Australian vaccine production hub should share technology and know-how for global vaccine justice
August 16, 2022: Yesterday the Australian and Victorian governments announced a 10 year contract for public funding for pharmaceutical company Moderna to partner with Monash University to produce mRNA vaccines in Australia.
The manufacturing project aims to protect Australians against future pandemics, support local industry and create highly skilled local jobs, all of which are welcome goals. The project follows a separate research initiative of Monash University and the Doherty Institute which is conducting clinical trials for a new generation vaccine designed to protect against the Omicron variant.
However the manufacturing contract is secret and it is not clear that public funds invested will assist in tackling the continuing shocking inequity in global distribution of Covid vaccines and treatments. While vaccination rates are 80 -90 percent in high income countries, they are still only 20 per cent in low-income countries.

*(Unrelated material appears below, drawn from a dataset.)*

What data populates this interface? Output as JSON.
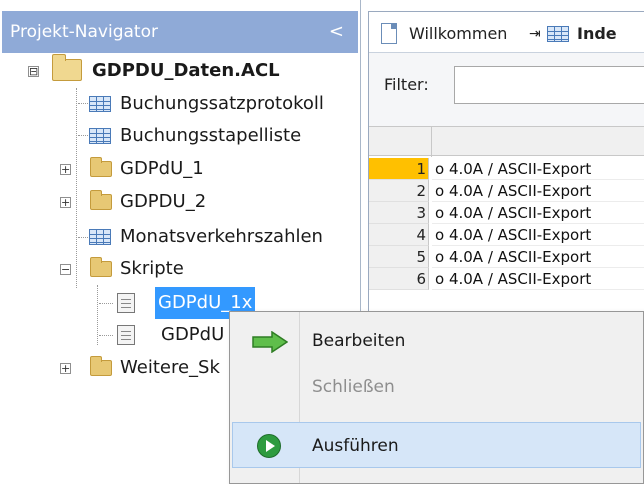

Millions are still dying because the few pharmaceutical companies can charge high monopoly prices on vaccines and treatments which rich countries can afford but low-income countries cannot. Addressing this inequity requires the sharing of technology and know-how for vaccines and treatments to increase global production at affordable prices.
The recent decision by the World Trade Organisation for restricted sharing of some intellectual property on vaccines only, but which delayed a decision on treatments and tests until December 2022, fall short of addressing this global need, and governments must do more.
AFTINET and six other national public health, aid and development and human rights organisations wrote to the new government last week urging them to make sharing of intellectual property technology and know-how a condition of government support for pharmaceutical companies manufacturing in Australia. This principle should apply to the to the Moderna manufacturing plant and to public funding for the development of the Monash/Dougherty Institute vaccine. The organisations also urged government to support:
- proposals from developing countries for a concerted WTO work program to ensure the WTO decision applies to tests and treatments by December 2022
- manufacturing hubs in developing countries
- provisions in the World Health Organization pandemic treaty that require the sharing of intellectual property for medical tools for future pandemics.